Le soleil est au plus haut. Il se joue des murs et des barbelés et darde ses rayons sur le bitume de la cour. Seuls quelques détenus sont sortis, les plus jeunes, qui marchent torse nu ou s’obstinent à faire du sport, puis finissent par s’accroupir, dos au mur, dans une portion congrue d’ombre.
Le reste de la prison est calme, une espèce de torpeur règne à tous les étages. Dans les cellules, tout le monde est allongé. La prison, mal isolée, est un frigo l’hiver et un four l’été. Les corps transpirent à ne rien faire, même penser est une activité trop intense. Il faudra attendre le soir voire même la nuit, et des températures plus clémentes, pour que ce petit monde se remette à vivre. Au fur et à mesure que le soleil décline, le volume sonore augmente.

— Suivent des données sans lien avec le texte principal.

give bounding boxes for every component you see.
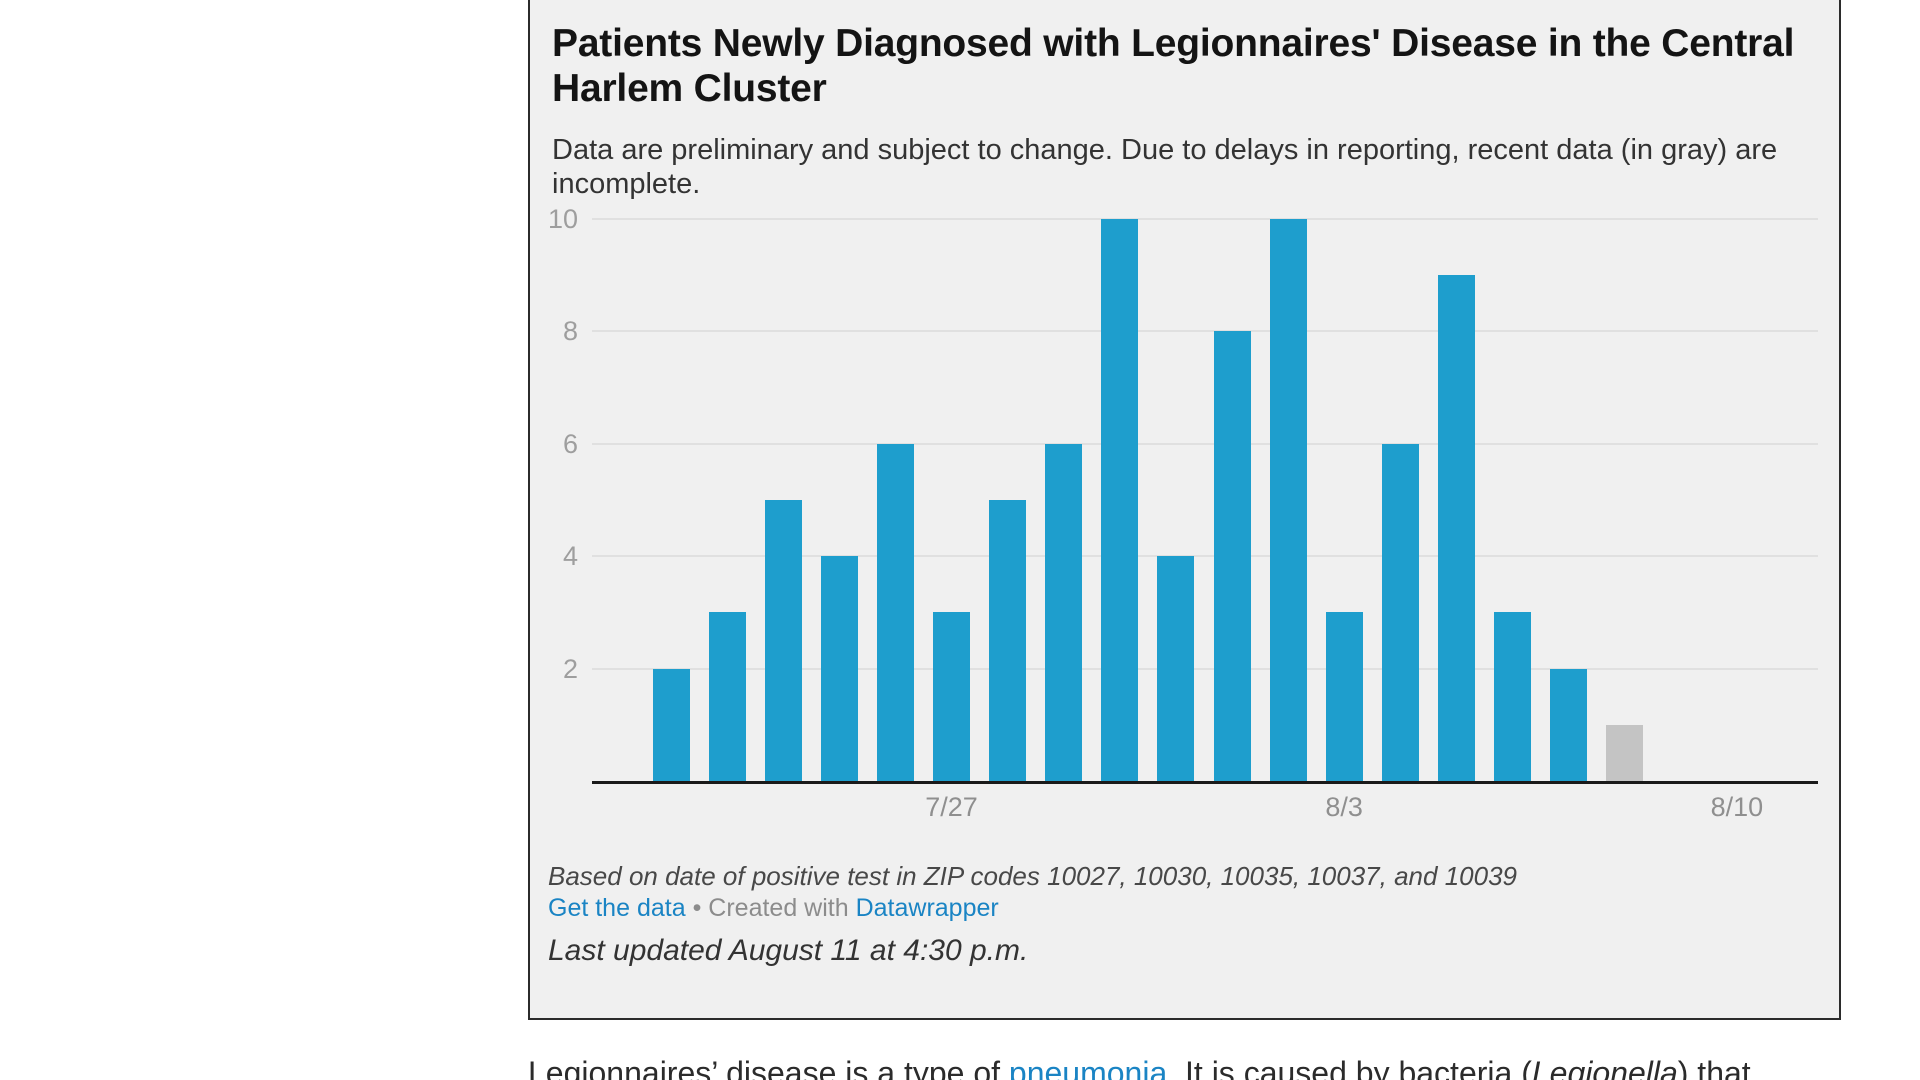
y-axis-tick-label-4: 4 xyxy=(562,541,578,572)
gridline-y-6 xyxy=(592,442,1818,445)
created-with-label: Created with xyxy=(708,894,849,922)
footer-bullet: • xyxy=(692,894,702,922)
gridline-y-8 xyxy=(592,330,1818,333)
pneumonia-link[interactable]: pneumonia xyxy=(1008,1055,1168,1080)
y-axis-tick-label-6: 6 xyxy=(562,428,578,459)
x-axis-tick-label-8-10: 8/10 xyxy=(1710,792,1764,822)
paragraph-text-segment-2: . It is caused by bacteria ( xyxy=(1167,1055,1532,1080)
chart-footer-note: Based on date of positive test in ZIP co… xyxy=(548,861,1517,891)
chart-title-line-1: Patients Newly Diagnosed with Legionnair… xyxy=(552,22,1795,65)
bar-7/29[interactable] xyxy=(1045,443,1083,781)
chart-footer-links: Get the data • Created with Datawrapper xyxy=(548,894,999,923)
datawrapper-link[interactable]: Datawrapper xyxy=(855,894,999,922)
chart-title-line-2: Harlem Cluster xyxy=(552,67,827,110)
bar-8/5[interactable] xyxy=(1437,275,1475,781)
bar-7/30[interactable] xyxy=(1101,219,1139,781)
x-axis-tick-label-8-3: 8/3 xyxy=(1325,792,1363,822)
bar-7/24[interactable] xyxy=(764,500,802,781)
x-axis-tick-label-7-27: 7/27 xyxy=(925,792,978,822)
y-axis-tick-label-10: 10 xyxy=(547,204,578,234)
bar-8/8-incomplete[interactable] xyxy=(1606,724,1644,781)
y-axis-tick-label-2: 2 xyxy=(562,653,578,684)
bar-8/4[interactable] xyxy=(1381,443,1419,781)
bar-8/3[interactable] xyxy=(1325,612,1363,781)
get-the-data-link[interactable]: Get the data xyxy=(548,894,686,922)
gridline-y-10 xyxy=(592,218,1818,220)
bar-7/31[interactable] xyxy=(1157,556,1195,781)
bar-7/22[interactable] xyxy=(652,668,690,781)
paragraph-text-segment-0: Legionnaires’ disease is a type of xyxy=(528,1055,1009,1080)
bar-7/23[interactable] xyxy=(708,612,746,781)
bar-8/7[interactable] xyxy=(1550,668,1588,781)
bar-8/2[interactable] xyxy=(1269,219,1307,781)
chart-subtitle: Data are preliminary and subject to chan… xyxy=(552,134,1778,200)
bar-7/26[interactable] xyxy=(876,443,914,781)
paragraph-text-segment-4: ) that grow in xyxy=(1677,1055,1751,1080)
datawrapper-embed-card: Patients Newly Diagnosed with Legionnair… xyxy=(528,0,1841,1020)
bar-7/25[interactable] xyxy=(820,556,858,781)
last-updated-note: Last updated August 11 at 4:30 p.m. xyxy=(548,934,1029,967)
gridline-y-4 xyxy=(592,555,1818,558)
chart-title: Patients Newly Diagnosed with Legionnair… xyxy=(552,21,1827,111)
paragraph-text-segment-3: Legionella xyxy=(1531,1055,1678,1080)
gridline-y-2 xyxy=(592,667,1818,670)
y-axis-tick-label-8: 8 xyxy=(562,316,578,347)
bar-7/27[interactable] xyxy=(933,612,970,781)
bar-8/6[interactable] xyxy=(1494,612,1531,781)
article-paragraph: Legionnaires’ disease is a type of pneum… xyxy=(528,1050,1823,1080)
x-axis-line xyxy=(592,781,1818,784)
bar-8/1[interactable] xyxy=(1213,331,1251,781)
bar-7/28[interactable] xyxy=(989,500,1027,781)
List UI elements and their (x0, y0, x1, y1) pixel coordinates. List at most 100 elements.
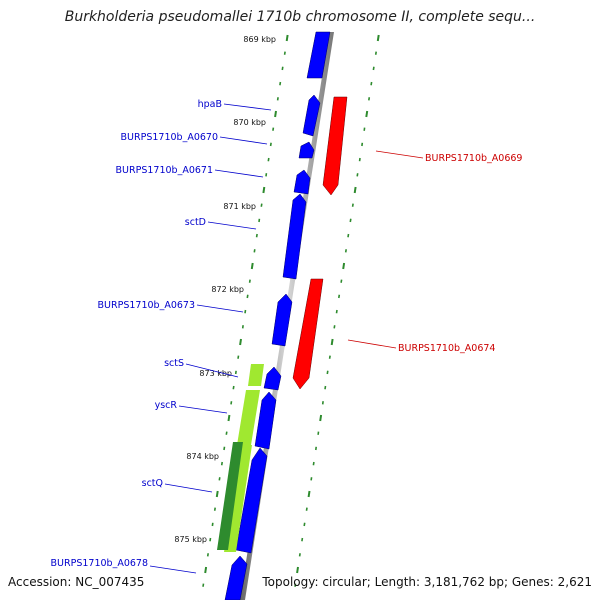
tick-mark (330, 338, 334, 346)
gene-label-BURPS1710b_A0671[interactable]: BURPS1710b_A0671 (116, 165, 213, 176)
tick-mark (372, 66, 375, 71)
tick-mark (206, 553, 209, 557)
reverse-gene-track (292, 96, 348, 390)
feature-yscR-light[interactable] (237, 390, 260, 445)
kbp-tick-label: 874 kbp (186, 452, 219, 461)
tick-mark (307, 490, 311, 498)
tick-mark (305, 507, 308, 511)
tick-mark (274, 110, 277, 118)
tick-mark (202, 583, 205, 587)
kbp-scale: 869 kbp 870 kbp 871 kbp 872 kbp 873 kbp … (174, 35, 276, 544)
gene-label-BURPS1710b_A0670[interactable]: BURPS1710b_A0670 (121, 132, 218, 143)
tick-mark (335, 309, 338, 314)
tick-mark (255, 233, 258, 238)
kbp-tick-label: 869 kbp (243, 35, 276, 44)
genome-summary-text: Topology: circular; Length: 3,181,762 bp… (262, 575, 592, 589)
tick-mark (215, 490, 219, 498)
tick-mark (232, 385, 235, 390)
gene-label-yscR[interactable]: yscR (155, 400, 178, 411)
gene-label-sctD[interactable]: sctD (185, 217, 206, 228)
gene-block-top[interactable] (306, 31, 331, 79)
gene-hpaB[interactable] (302, 94, 321, 137)
tick-mark (218, 477, 221, 481)
leader-line (219, 136, 268, 145)
tick-mark (340, 279, 343, 283)
gene-BURPS1710b_A0670[interactable] (298, 141, 315, 159)
gene-BURPS1710b_A0671[interactable] (293, 169, 311, 195)
tick-mark (301, 537, 304, 542)
left-tick-track (202, 34, 289, 587)
tick-mark (281, 66, 284, 71)
tick-mark (260, 203, 263, 207)
leader-line (185, 363, 239, 378)
tick-mark (283, 51, 286, 55)
reverse-gene-labels: BURPS1710b_A0669 BURPS1710b_A0674 (347, 150, 522, 354)
tick-mark (353, 186, 357, 194)
leader-line (149, 565, 197, 574)
feature-sctS-light[interactable] (248, 364, 264, 386)
gene-sctQ[interactable] (235, 447, 268, 554)
tick-mark (370, 81, 373, 86)
leader-line (214, 169, 264, 178)
tick-mark (296, 566, 299, 574)
leader-line (178, 405, 228, 414)
gene-BURPS1710b_A0673[interactable] (271, 293, 293, 347)
forward-gene-track (224, 31, 331, 600)
leader-line (164, 483, 213, 493)
tick-mark (368, 97, 371, 101)
tick-mark (230, 401, 233, 405)
kbp-tick-label: 873 kbp (199, 369, 232, 378)
tick-mark (223, 446, 226, 451)
tick-mark (269, 142, 272, 147)
tick-mark (262, 186, 266, 194)
tick-mark (250, 262, 254, 270)
leader-line (207, 221, 257, 230)
tick-mark (326, 370, 329, 375)
tick-mark (294, 583, 297, 587)
leader-line (375, 150, 424, 159)
gene-sctD[interactable] (282, 193, 307, 280)
gene-label-BURPS1710b_A0673[interactable]: BURPS1710b_A0673 (98, 300, 195, 311)
tick-mark (225, 431, 228, 435)
gene-BURPS1710b_A0678[interactable] (224, 555, 248, 600)
tick-mark (239, 338, 242, 346)
gene-BURPS1710b_A0669[interactable] (322, 96, 348, 196)
forward-gene-labels: hpaB BURPS1710b_A0670 BURPS1710b_A0671 s… (51, 99, 272, 574)
feature-sctQ-dark[interactable] (217, 442, 243, 550)
feature-track (217, 364, 264, 552)
tick-mark (276, 97, 279, 101)
tick-mark (319, 414, 323, 422)
gene-label-BURPS1710b_A0678[interactable]: BURPS1710b_A0678 (51, 558, 148, 569)
tick-mark (227, 414, 231, 422)
tick-mark (267, 157, 270, 162)
map-title: Burkholderia pseudomallei 1710b chromoso… (64, 9, 536, 25)
tick-mark (312, 461, 315, 466)
leader-line (196, 304, 244, 313)
gene-label-BURPS1710b_A0674[interactable]: BURPS1710b_A0674 (398, 343, 495, 354)
tick-mark (338, 294, 341, 299)
accession-text: Accession: NC_007435 (8, 575, 145, 589)
tick-mark (349, 218, 352, 223)
gene-yscR[interactable] (254, 391, 277, 450)
gene-BURPS1710b_A0674[interactable] (292, 278, 324, 390)
tick-mark (303, 522, 306, 527)
tick-mark (356, 173, 359, 177)
tick-mark (333, 325, 336, 329)
tick-mark (209, 537, 212, 542)
gene-sctS[interactable] (263, 366, 282, 391)
tick-mark (365, 110, 369, 118)
tick-mark (298, 553, 301, 557)
tick-mark (351, 203, 354, 207)
gene-label-hpaB[interactable]: hpaB (198, 99, 222, 110)
leader-line (223, 103, 272, 111)
right-tick-track (294, 34, 380, 587)
tick-mark (374, 51, 377, 55)
gene-label-sctQ[interactable]: sctQ (142, 478, 163, 489)
tick-mark (285, 34, 289, 42)
tick-mark (213, 507, 216, 511)
tick-mark (244, 309, 247, 314)
tick-mark (246, 294, 249, 299)
gene-label-BURPS1710b_A0669[interactable]: BURPS1710b_A0669 (425, 153, 522, 164)
tick-mark (310, 477, 313, 481)
gene-label-sctS[interactable]: sctS (164, 358, 184, 369)
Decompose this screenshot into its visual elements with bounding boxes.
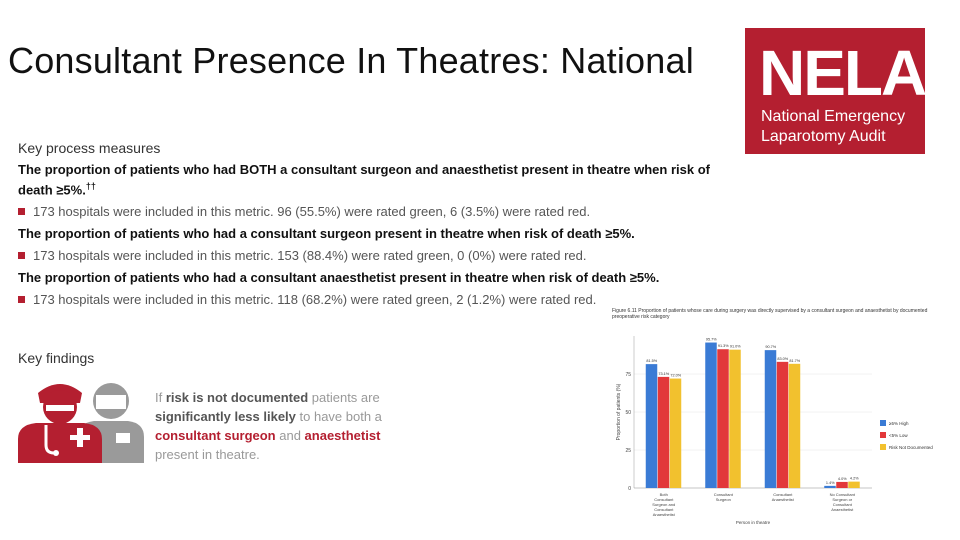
bar-value-label: 90.7%: [765, 345, 776, 349]
bar-value-label: 83.0%: [777, 357, 788, 361]
measure-bullet: 173 hospitals were included in this metr…: [18, 204, 738, 220]
legend-label: ≥5% High: [889, 421, 909, 426]
bar: [717, 349, 729, 488]
bar-value-label: 1.4%: [826, 481, 835, 485]
measure-title: The proportion of patients who had BOTH …: [18, 162, 710, 198]
category-label: Both: [660, 492, 668, 497]
category-label: Consultant: [773, 492, 793, 497]
logo-wordmark: NELA: [759, 37, 927, 109]
bar-value-label: 4.0%: [838, 477, 847, 481]
logo-line-1: National Emergency: [761, 108, 906, 125]
measures-heading: Key process measures: [18, 140, 161, 156]
bar-value-label: 81.5%: [646, 359, 657, 363]
measure-item: The proportion of patients who had BOTH …: [18, 162, 738, 220]
nela-logo: NELA National Emergency Laparotomy Audit: [745, 28, 927, 154]
bar-value-label: 73.1%: [658, 372, 669, 376]
y-axis-label: Proportion of patients (%): [616, 383, 622, 440]
bar: [776, 361, 789, 488]
bar: [836, 481, 848, 488]
bar-value-label: 95.7%: [706, 338, 717, 342]
bar-value-label: 91.3%: [718, 344, 729, 348]
legend-swatch: [880, 420, 886, 426]
bar: [729, 349, 741, 488]
clinicians-icon: [16, 375, 146, 465]
category-label: Consultant: [654, 507, 674, 512]
bar-value-label: 4.2%: [850, 477, 859, 481]
bar: [669, 378, 682, 488]
bar: [764, 350, 777, 488]
bar: [848, 481, 860, 488]
legend-label: Risk Not Documented: [889, 445, 933, 450]
legend-swatch: [880, 444, 886, 450]
finding-statement: If risk is not documented patients are s…: [155, 390, 382, 462]
findings-heading: Key findings: [18, 350, 95, 366]
category-label: Anaesthetist: [772, 497, 795, 502]
bullet-icon: [18, 252, 25, 260]
bar-value-label: 81.7%: [789, 359, 800, 363]
bar: [824, 485, 836, 488]
bar: [788, 363, 801, 488]
category-label: Consultant: [714, 492, 734, 497]
bar: [705, 342, 717, 488]
category-label: Surgeon: [716, 497, 731, 502]
y-tick-label: 0: [628, 486, 631, 492]
legend-label: <5% Low: [889, 433, 908, 438]
bar: [657, 376, 670, 488]
bullet-icon: [18, 296, 25, 304]
key-process-measures: Key process measures The proportion of p…: [18, 140, 738, 314]
measure-title: The proportion of patients who had a con…: [18, 226, 635, 242]
x-axis-label: Person in theatre: [736, 520, 771, 525]
category-label: Surgeon and: [652, 502, 675, 507]
category-label: Surgeon or: [832, 497, 852, 502]
category-label: No Consultant: [830, 492, 856, 497]
measure-item: The proportion of patients who had a con…: [18, 226, 738, 264]
y-tick-label: 50: [625, 410, 631, 416]
legend-swatch: [880, 432, 886, 438]
measure-item: The proportion of patients who had a con…: [18, 270, 738, 308]
measure-bullet: 173 hospitals were included in this metr…: [18, 248, 738, 264]
bar: [645, 364, 658, 488]
bar-value-label: 72.0%: [670, 374, 681, 378]
measure-title: The proportion of patients who had a con…: [18, 270, 660, 286]
logo-line-2: Laparotomy Audit: [761, 128, 886, 145]
bar-value-label: 91.0%: [730, 345, 741, 349]
category-label: Consultant: [833, 502, 853, 507]
bullet-icon: [18, 208, 25, 216]
figure-6-11: Figure 6.11 Proportion of patients whose…: [612, 308, 947, 538]
measure-bullet: 173 hospitals were included in this metr…: [18, 292, 738, 308]
y-tick-label: 25: [625, 448, 631, 454]
slide-title: Consultant Presence In Theatres: Nationa…: [8, 40, 694, 81]
figure-caption: Figure 6.11 Proportion of patients whose…: [612, 308, 928, 320]
category-label: Anaesthetist: [831, 507, 854, 512]
y-tick-label: 75: [625, 372, 631, 378]
category-label: Anaesthetist: [653, 512, 676, 517]
category-label: Consultant: [654, 497, 674, 502]
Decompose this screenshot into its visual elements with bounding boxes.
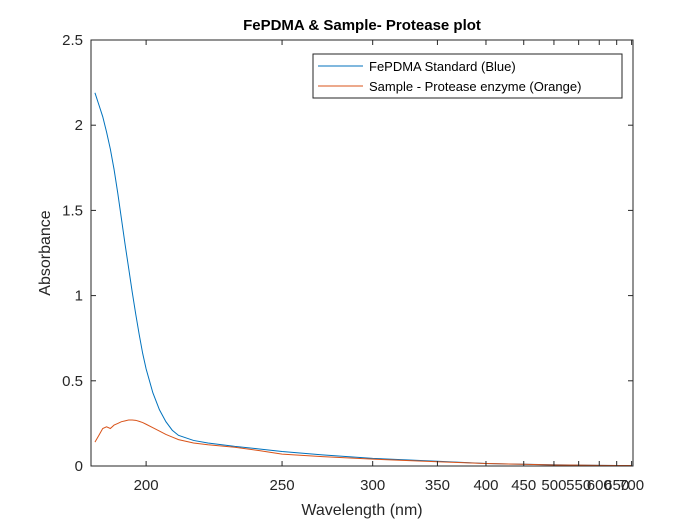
x-tick-label: 500 — [541, 477, 566, 494]
y-tick-label: 1 — [75, 288, 83, 305]
legend-box — [312, 53, 623, 99]
y-axis-label: Absorbance — [37, 210, 54, 295]
y-tick-label: 2 — [75, 117, 83, 134]
x-tick-label: 550 — [566, 477, 591, 494]
x-axis-label: Wavelength (nm) — [301, 502, 422, 519]
legend-entry-1: FePDMA Standard (Blue) — [369, 59, 516, 74]
x-tick-label: 400 — [473, 477, 498, 494]
axes-box — [90, 39, 634, 467]
x-tick-label: 250 — [270, 477, 295, 494]
x-tick-label: 650 — [604, 477, 629, 494]
series-layer — [94, 92, 632, 466]
legend: FePDMA Standard (Blue) Sample - Protease … — [312, 53, 623, 99]
x-tick-label: 450 — [511, 477, 536, 494]
y-tick-label: 1.5 — [62, 202, 83, 219]
y-tick-label: 2.5 — [62, 32, 83, 49]
x-tick-label: 600 — [587, 477, 612, 494]
legend-entry-2: Sample - Protease enzyme (Orange) — [369, 79, 581, 94]
x-tick-label: 300 — [360, 477, 385, 494]
axes-layer — [90, 39, 634, 467]
x-tick-label: 200 — [134, 477, 159, 494]
chart-title: FePDMA & Sample- Protease plot — [243, 17, 481, 34]
plot-area — [91, 40, 633, 466]
x-tick-label: 700 — [619, 477, 644, 494]
series-line-2 — [94, 419, 632, 466]
x-tick-label: 350 — [425, 477, 450, 494]
y-tick-label: 0 — [75, 458, 83, 475]
y-tick-label: 0.5 — [62, 373, 83, 390]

Comme me le dit un patient aux yeux cernés, il est difficile de dormir. En ouvrant la fenêtre, le bruit rentre en même temps que l’air frais. Dilemme insoluble pour lui qui pousse midi et soir les lourds chariots remplis de gamelles chaudes et finit la journée exténué et en nage.
Monsieur D arrive accoutré en touriste : il porte un bob de plagiste récupéré je ne sais où mais a gardé en-dessous son bandana. Sur ses épaules, il a posé une serviette blanche avec laquelle il s’éponge régulièrement. Comme à chaque entretien aujourd’hui, j’insiste sur l’importance de l’hydratation et propose un verre d’eau. Monsieur D décline : il a pu acheter quelques canettes de soda cette semaine en prévision de la canicule. Il les a mises au frigo aujourd’hui jusqu’au moment de la promenade et vient de partager ses boissons fraîches avec ses deux co-détenus. « Ca faisait trop du bien ! »
Beaucoup d’autres patients ne viennent pas à leur rendez-vous, mais ceux qui se déplacent apprécient la fraîcheur de mon petit bureau dont j’ai poussé la clim à fond et dont je ne sors guère.
Partout ailleurs, la taule s’asphyxie sous la tôle.